Calls for higher standards for low paid workers
The think tank says that although minimum wage rises mean Britain now has one of the highest wage floors in the world, minimum wage workers typically only receive a tenth of their normal earnings if they fall sick for a week.
It says that raising minimum standards alongside the minimum wage should be the focus of a ‘good work’ strategy for the decade ahead.
The Resolution Foundation report Low Pay Britain 2023 – the 35th report of The Economy 2030 Inquiry, funded by the Nuffield Foundation, examines the issues that matter to low earners, from inadequate sick pay and unpredictable hours, to the lack of autonomy and flexibility at work.
The report notes the huge success of the National Living Wage (NLW) in halving levels of low pay: the rise from £6.70 an hour in 2015 to £9.50 an hour in 2022 means that 20.7% of workers were low paid in 2015, compared to 9% in 2022.
Sustained increases mean that only France, New Zealand and Korea have higher minimum wages than the UK, and that Britain is on course to eliminate hourly low pay by the middle of the decade.
But the Resolution Foundation says Britain remains behind many of its peers when it comes to wider minimum standards at work. Statutory Sick Pay (SSP) is just £109.40 per week, lagging behind the minimum protection levels in almost all other OECD countries. Combined with the three-day waiting period this means a full-time minimum wage worker would receive just £43.76 for a week of sickness, to compensate for lost earnings of £390.
The Resolution Foundation says low SSP is especially damaging for low earners because they are more likely to rely on it. The Foundation notes that four in 10 private sector employees earning below £20,000 expect to only receive SSP if they are sick for a week, compared to fewer than one in 10 earning above £50,000.
The Foundation said this is part of a wider pattern of lower earners lacking protections or flexibilities that higher earners take for granted.

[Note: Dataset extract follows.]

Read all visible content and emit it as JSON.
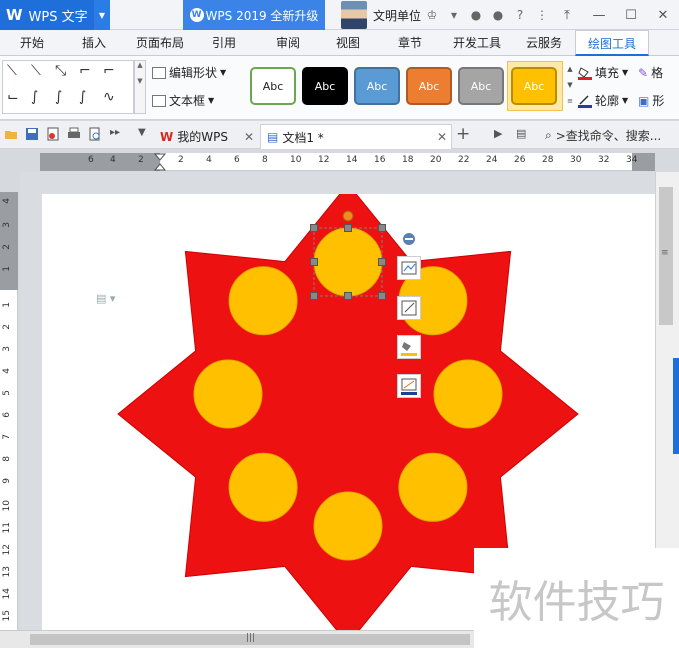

Low earners are more than twice as likely as high earners to say they have little or no autonomy at work (38 vs 15%), and four times as likely to experience volatility in their hours and pay (22 vs 6%).
The majority (56%) of workers earning less than £20,000 say they would expect not to be paid if they unexpectedly missed a day of work due to a family emergency, compared to just one in 10 (12%) of workers with incomes over £60,000.
The need to raise minimum standards
In the future, the Foundation says that a renewed “good work” agenda should seek to raise minimum standards as well as the minimum wage.
Its proposals include continuing the current pace of National Living Wages rises in the next parliament – this would see it reach 73% of typical earnings, or £13.12 an hour, on current forecasts, by the end of this decade.
The think tank is also calling for “proper sick pay” which would take the form of an earnings replacement approach, where SSP is paid at 65% of a worker’s usual earnings.
Another proposal is for workers to have more certainty and control, including new rights to a contract reflecting the hours a worker usually works, at least two weeks’ advance notice of shifts, and compensation for late changes.
Nye Cominetti, senior economist at the Resolution Foundation, said: “We should celebrate the progress that Britain has made on tackling low pay thanks to the National Living Wage, while recognising that we have a long way to go on job quality.
“Too many low earners suffer from poor quality work, be it from inadequate sick pay or unacceptable uncertainty about when they will be expected to work.
“Too often work means very different things to lower and higher earners. Not enough of the former enjoy the basics of dignity, respect and security that the latter take for granted.
“That’s why we need a new ‘good work agenda’ that goes beyond a higher minimum wage so that workers see improvements to the quality of their jobs as well as the size of their pay packets.”